Greedfall wants to take you to its island, set you up with choices, then figure out your path to victory.
We finally had a chance to see some extensive footage of Greedfall from the developers at Spiders at this year’s E3. It’s an interesting take on a faction-based open-world where choices are vast as the title tries to deliver a fresh take on the common gameplay mechanics. We had a chance to sit down with Lead Writer of Greedfall, Jehanne Rousseau to ask her a few burning questions we had.
Greedfall looks to be a very ambitious game, where it’s seeming like literally everything the player will do and every quest they will undertake will somehow impact the rest of the game and all the other quests. Have you looked at any games that have accomplished something similar in terms of consequences and branching storytelling that have served as inspiration, or helped you with working on structuring and balancing?
We took inspiration from plenty of games. With our team at Spiders, we’re big RPG fans. I’ve been working in the video game industry for 20 years, I’ve been playing nearly all the RPGs since then. It’s difficult to tell you exactly what ones were the exact influence; I think it’s a mix of different things. For example, the faction system was probably inspired by Fallout — not the last one. I think it’s a mix of plenty of things. Of course we are still looking at recent games such as The Witcher 3.
I used to love Bioware games, but the last one was a bit disappointing. So I don’t want to talk to much about them. I don’t know of any games that have that many factions and consequence systems. It’s really a mix of plenty of things. And after a while it’s difficult to say where the ideas are coming from exactly. We just really love RPGs, we love the choices the game offers to the player. We’re trying to do our best with our team to reflect that.
The game is designed for a multiple endings depending on the deep narrative and choices you’ll be making along the way. How many endings does the game have?
It’s difficult to say. I would say mainly there are three types of endings. But you can also have the consequences of a lot of other choices. The main [endings] will look a little like the others. For example, the fact that some companions can leave the group, betray you, leave very early in the game, depending on your choices, of course this will change the way you will experiment the endings. So, your relationship is dependent on the faction. So, there are plenty of subtle differences from one to the other. But I think there are mainly three big paths you can find at the end.
"We’re really letting the player decide how to handle the situations. Some combat [situations] won’t be avoidable, but we really want some quests to be solved in different ways."
With a game that is as focused on character development and narrative as this one is, writing obviously has to be top notched? How are you making sure that Greedfall doesn’t disappoint in that area?
It’s a lot of trying and re-trying. We are working with some play-test groups that come and try the game. Of course, Focus Home Interactive, our publisher is helping us at this point. Working with some of the teams on their side to get a lot of different feedback on different skills: on the fighting, balance, but also on the different consequences. So, it’s something we can’t handle alone and we need some help. We need the publisher and the help of the players.

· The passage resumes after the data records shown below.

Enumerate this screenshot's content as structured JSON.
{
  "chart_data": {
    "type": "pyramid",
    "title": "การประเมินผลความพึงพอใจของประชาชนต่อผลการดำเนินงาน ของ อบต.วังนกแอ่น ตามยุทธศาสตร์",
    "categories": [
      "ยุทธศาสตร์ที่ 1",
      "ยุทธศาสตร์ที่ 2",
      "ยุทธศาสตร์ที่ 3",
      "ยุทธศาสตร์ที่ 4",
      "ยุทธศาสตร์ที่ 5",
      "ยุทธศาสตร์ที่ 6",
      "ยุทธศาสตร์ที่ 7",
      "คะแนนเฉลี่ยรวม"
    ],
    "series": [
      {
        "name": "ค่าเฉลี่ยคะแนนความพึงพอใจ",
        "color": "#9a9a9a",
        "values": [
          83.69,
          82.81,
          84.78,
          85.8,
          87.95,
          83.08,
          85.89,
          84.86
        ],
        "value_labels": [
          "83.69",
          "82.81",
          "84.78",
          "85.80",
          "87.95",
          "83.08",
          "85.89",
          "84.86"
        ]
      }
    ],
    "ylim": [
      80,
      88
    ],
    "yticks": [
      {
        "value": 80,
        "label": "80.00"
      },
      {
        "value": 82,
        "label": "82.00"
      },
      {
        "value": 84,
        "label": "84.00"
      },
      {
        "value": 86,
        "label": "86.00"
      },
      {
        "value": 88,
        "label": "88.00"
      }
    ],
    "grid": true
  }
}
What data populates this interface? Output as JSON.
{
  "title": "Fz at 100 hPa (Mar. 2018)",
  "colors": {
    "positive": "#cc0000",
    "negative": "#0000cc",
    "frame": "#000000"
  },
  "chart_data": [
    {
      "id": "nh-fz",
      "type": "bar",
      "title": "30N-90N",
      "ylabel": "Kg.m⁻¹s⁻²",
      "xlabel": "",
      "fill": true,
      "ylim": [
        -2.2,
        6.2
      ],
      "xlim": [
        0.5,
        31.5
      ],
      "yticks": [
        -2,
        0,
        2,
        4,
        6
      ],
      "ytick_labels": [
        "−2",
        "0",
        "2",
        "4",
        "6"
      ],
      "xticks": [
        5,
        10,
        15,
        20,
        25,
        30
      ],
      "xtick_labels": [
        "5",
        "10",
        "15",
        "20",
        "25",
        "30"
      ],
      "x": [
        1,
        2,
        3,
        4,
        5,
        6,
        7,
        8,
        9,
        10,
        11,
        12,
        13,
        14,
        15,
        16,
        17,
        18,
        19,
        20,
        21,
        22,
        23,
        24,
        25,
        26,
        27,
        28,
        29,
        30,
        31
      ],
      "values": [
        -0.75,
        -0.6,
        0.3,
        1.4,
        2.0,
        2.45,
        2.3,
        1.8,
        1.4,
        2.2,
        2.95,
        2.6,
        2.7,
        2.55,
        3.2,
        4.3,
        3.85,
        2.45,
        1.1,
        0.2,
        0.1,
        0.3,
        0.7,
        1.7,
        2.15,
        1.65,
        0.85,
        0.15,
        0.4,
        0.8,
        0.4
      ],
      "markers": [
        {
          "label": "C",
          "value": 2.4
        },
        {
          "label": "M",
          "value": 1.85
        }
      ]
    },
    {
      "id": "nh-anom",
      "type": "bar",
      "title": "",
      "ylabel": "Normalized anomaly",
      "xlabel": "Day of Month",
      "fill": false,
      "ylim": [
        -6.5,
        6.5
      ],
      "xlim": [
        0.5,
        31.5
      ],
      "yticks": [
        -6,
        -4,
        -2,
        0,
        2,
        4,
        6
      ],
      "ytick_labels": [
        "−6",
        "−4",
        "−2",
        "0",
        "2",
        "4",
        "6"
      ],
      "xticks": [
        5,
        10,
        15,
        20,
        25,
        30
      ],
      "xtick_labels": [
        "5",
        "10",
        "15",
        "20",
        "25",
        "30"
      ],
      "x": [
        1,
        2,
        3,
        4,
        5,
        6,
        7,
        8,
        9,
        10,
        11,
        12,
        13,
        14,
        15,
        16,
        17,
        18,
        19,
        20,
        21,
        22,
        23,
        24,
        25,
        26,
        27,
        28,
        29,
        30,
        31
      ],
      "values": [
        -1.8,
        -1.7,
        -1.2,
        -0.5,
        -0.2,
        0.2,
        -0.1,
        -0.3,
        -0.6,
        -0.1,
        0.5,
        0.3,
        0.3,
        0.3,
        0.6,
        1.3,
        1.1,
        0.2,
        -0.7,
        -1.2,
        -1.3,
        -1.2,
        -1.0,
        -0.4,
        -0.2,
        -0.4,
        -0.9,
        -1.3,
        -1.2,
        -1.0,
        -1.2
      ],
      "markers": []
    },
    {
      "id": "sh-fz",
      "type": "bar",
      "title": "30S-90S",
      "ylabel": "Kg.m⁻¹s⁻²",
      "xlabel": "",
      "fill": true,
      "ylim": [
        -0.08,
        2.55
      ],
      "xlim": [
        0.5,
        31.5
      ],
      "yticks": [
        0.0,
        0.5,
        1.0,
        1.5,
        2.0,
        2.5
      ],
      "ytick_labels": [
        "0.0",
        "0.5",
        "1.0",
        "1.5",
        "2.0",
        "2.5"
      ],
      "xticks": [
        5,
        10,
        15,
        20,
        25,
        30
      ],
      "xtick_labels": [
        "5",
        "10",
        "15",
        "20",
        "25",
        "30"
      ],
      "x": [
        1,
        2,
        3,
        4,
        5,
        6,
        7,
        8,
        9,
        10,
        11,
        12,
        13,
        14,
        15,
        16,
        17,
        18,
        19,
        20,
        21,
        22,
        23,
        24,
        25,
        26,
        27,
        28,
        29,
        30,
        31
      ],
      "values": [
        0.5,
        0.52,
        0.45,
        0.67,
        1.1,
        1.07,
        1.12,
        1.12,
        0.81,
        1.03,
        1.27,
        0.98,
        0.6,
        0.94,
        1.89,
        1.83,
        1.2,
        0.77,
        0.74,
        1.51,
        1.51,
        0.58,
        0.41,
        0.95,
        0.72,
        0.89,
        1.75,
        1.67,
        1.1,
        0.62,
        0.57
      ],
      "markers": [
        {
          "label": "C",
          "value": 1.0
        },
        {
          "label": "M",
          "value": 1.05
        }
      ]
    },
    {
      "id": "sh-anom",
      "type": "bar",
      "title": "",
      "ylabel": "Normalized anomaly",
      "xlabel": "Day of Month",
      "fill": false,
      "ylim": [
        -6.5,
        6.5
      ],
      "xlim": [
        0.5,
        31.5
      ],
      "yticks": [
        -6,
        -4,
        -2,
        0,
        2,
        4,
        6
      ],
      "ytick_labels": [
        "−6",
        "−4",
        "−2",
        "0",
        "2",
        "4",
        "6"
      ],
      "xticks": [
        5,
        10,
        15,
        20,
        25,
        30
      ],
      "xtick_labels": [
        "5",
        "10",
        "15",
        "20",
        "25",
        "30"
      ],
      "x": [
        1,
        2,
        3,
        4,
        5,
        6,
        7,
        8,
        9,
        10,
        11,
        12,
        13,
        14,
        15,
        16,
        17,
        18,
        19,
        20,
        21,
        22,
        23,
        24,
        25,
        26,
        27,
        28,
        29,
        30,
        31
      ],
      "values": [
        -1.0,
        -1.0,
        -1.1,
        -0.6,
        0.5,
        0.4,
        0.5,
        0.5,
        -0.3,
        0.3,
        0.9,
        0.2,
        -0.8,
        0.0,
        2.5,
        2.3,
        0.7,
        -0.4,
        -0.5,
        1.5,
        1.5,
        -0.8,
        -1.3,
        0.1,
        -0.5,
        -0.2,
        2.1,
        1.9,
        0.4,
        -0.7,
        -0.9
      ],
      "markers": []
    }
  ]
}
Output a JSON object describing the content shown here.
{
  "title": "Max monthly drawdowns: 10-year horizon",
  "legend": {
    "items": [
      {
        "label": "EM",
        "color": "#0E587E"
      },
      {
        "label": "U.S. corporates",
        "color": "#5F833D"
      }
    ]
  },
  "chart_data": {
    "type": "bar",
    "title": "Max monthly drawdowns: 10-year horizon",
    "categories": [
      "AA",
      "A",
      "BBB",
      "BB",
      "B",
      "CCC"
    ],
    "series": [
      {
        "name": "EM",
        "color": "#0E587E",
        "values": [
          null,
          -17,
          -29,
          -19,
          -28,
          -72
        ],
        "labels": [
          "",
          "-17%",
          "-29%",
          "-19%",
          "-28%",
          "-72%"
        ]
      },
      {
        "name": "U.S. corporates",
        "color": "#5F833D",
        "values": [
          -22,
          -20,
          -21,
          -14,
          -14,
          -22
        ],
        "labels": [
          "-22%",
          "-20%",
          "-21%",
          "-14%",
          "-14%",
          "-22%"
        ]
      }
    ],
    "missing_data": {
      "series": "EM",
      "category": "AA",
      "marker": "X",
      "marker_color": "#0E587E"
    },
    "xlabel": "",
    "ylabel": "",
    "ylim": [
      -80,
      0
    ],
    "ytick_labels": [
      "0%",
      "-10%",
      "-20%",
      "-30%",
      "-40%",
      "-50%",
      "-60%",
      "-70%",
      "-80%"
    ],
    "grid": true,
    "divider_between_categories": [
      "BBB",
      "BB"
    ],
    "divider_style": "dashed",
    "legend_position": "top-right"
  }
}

It’s been stated that characters in the game will react to you differently based on whether you’re more prone to using combat or stealth. Does that mean combat is always avoidable, if players should want to choose stealth instead? Are there boss fights in the game that can be avoided this way?
It’s not always stealth. We try to have different solutions to solve the quest. Stealth can be an option in one case, and combat can also be another option. Sometimes you can also bribe [your enemies], or you can have people change their point of view. Or in some case you can craft some items to exchange. It’s not always stealth or combat. It’s not a stealth game, there are plenty of different solutions. We’re really letting the player decide how to handle the situations. Some combat [situations] won’t be avoidable, but we really want some quests to be solved in different ways. You’ll have to fight at some moments in the story, but it’s not always the case. It’s not a bad solution to choose something else.
"We hope they enjoy the discovery and exploration of this island, and the journey more than just the end of the game."
Will siding with different factions also provide significantly different advantages and disadvantages from a gameplay perspective?
I think it’s not about advantages or disadvantages. It’s more about — I guess, it’s more about what we [players] want. We would prefer the player to choose because of the philosophy. We want him or her to enjoy the experience. It’s a role playing game. We want people to be able to role play.
What are you most excited about for players to see in the game?
I think that’s the discovery [aspect] of this island. Each village, each creature has its own story. All these details and the lore we’ve written…I think all of this is resulting into a deep universe, we hope that the players will enjoy. We hope they enjoy the discovery and exploration of this island, and the journey more than just the end of the game.